Para si, aquilo era um trabalho que não a incomodava. Todos os bons encontravam o paraíso, enquanto os maus sofriam ainda naquela vida para pagarem por seus erros. Se seus espíritos estivessem arrependidos no momento de sua partida, os guiaria sem rancor até a Terra prometida. Eles eram destinados a um paraíso sem doenças, fome e guerras, já ela, passaria o resto da eternidade vagando pela terra, guiando e recolhendo espíritos que deixavam este plano.

Era algo injusto a certo ponto. Cultuavam Jaci e a Ceuci, mas recorriam somente a Catxuréu, quando lhe pediam para não levar alguém que estava a beira da morte ou para pedirem que acompanhasse um ente morto a Guajupiá. Contudo, ela não se importava, seu coração era grande demais para guardar rancor das criações de Tupã.

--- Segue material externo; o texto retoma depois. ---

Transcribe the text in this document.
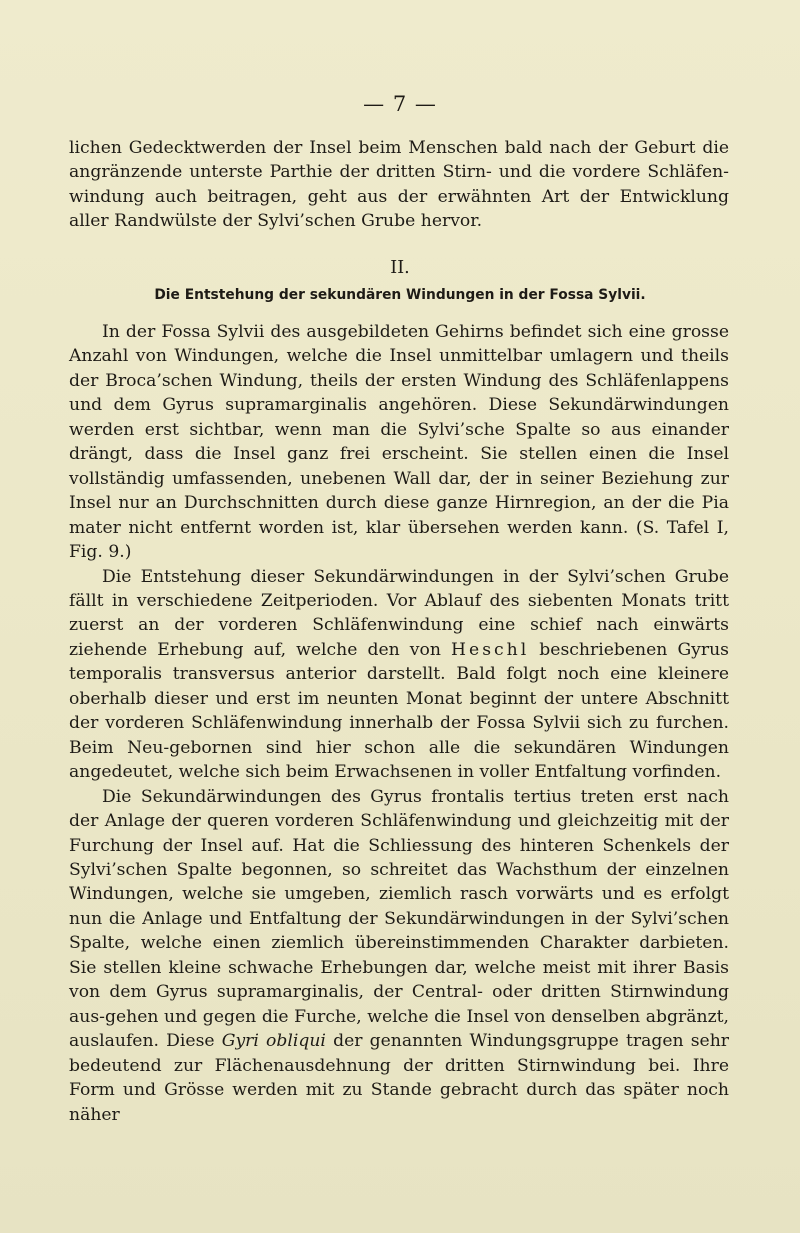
— 7 —

lichen Gedecktwerden der Insel beim Menschen bald nach der Geburt die angränzende unterste Parthie der dritten Stirn- und die vordere Schläfen-windung auch beitragen, geht aus der erwähnten Art der Entwicklung aller Randwülste der Sylvi’schen Grube hervor.

II.
Die Entstehung der sekundären Windungen in der Fossa Sylvii.

In der Fossa Sylvii des ausgebildeten Gehirns befindet sich eine grosse Anzahl von Windungen, welche die Insel unmittelbar umlagern und theils der Broca’schen Windung, theils der ersten Windung des Schläfenlappens und dem Gyrus supramarginalis angehören. Diese Sekundärwindungen werden erst sichtbar, wenn man die Sylvi’sche Spalte so aus einander drängt, dass die Insel ganz frei erscheint. Sie stellen einen die Insel vollständig umfassenden, unebenen Wall dar, der in seiner Beziehung zur Insel nur an Durchschnitten durch diese ganze Hirnregion, an der die Pia mater nicht entfernt worden ist, klar übersehen werden kann. (S. Tafel I, Fig. 9.)

Die Entstehung dieser Sekundärwindungen in der Sylvi’schen Grube fällt in verschiedene Zeitperioden. Vor Ablauf des siebenten Monats tritt zuerst an der vorderen Schläfenwindung eine schief nach einwärts ziehende Erhebung auf, welche den von Heschl beschriebenen Gyrus temporalis transversus anterior darstellt. Bald folgt noch eine kleinere oberhalb dieser und erst im neunten Monat beginnt der untere Abschnitt der vorderen Schläfenwindung innerhalb der Fossa Sylvii sich zu furchen. Beim Neu-gebornen sind hier schon alle die sekundären Windungen angedeutet, welche sich beim Erwachsenen in voller Entfaltung vorfinden.

Die Sekundärwindungen des Gyrus frontalis tertius treten erst nach der Anlage der queren vorderen Schläfenwindung und gleichzeitig mit der Furchung der Insel auf. Hat die Schliessung des hinteren Schenkels der Sylvi’schen Spalte begonnen, so schreitet das Wachsthum der einzelnen Windungen, welche sie umgeben, ziemlich rasch vorwärts und es erfolgt nun die Anlage und Entfaltung der Sekundärwindungen in der Sylvi’schen Spalte, welche einen ziemlich übereinstimmenden Charakter darbieten. Sie stellen kleine schwache Erhebungen dar, welche meist mit ihrer Basis von dem Gyrus supramarginalis, der Central- oder dritten Stirnwindung aus-gehen und gegen die Furche, welche die Insel von denselben abgränzt, auslaufen. Diese Gyri obliqui der genannten Windungsgruppe tragen sehr bedeutend zur Flächenausdehnung der dritten Stirnwindung bei. Ihre Form und Grösse werden mit zu Stande gebracht durch das später noch näher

Observou as escondidas a humanidade, vagava de aldeia em aldeia e levava consigo os que já não pertenciam mais àquelas terras.

Viu quando os homens brancos invadiram seu território e sujaram suas mãos com o sangue de seu povo. Viu Tupã se revoltando, provocando chuvas fortes e lançando raios assustadores. Viu Iara tentar expulsá-los, agitando os mares e destruindo várias caravelas. Entretanto, Catxuréu não podia fazer nada além de sua função, então, continuava apenas a guiar os espíritos daqueles que morriam durante este processo.

Vagava por suas terras e viu tudo!

Viu os anos passarem correndo. Viu doenças, guerras e destruição. Viu amor, carinho e compaixão.

Nesse processo seu coração se alegrou, entristeceu, partiu-se e recompôs-se.

E durante um dia, depois de muitas coisas vistas e revistas. Deparou-se com algo que partiu, novamente, seu coração em pedaços. Viu uma família de fazendeiros sendo mortos por bandidos. Eles levaram tudo de precioso que encontraram no local, mas deixaram um bebê sem os pais para trás.

Recolheu as almas dos falecidos. Viu o desespero passar por eles ao perceberem que não pertenciam mais ao mundo dos vivos, depois a dor ao se lembrarem do filho e aos poucos a consciência foi deixando seus espíritos. As lembranças da vida passada sendo apagadas e esquecidas, seguindo Catxuréu sem relutâncias até o seu destino.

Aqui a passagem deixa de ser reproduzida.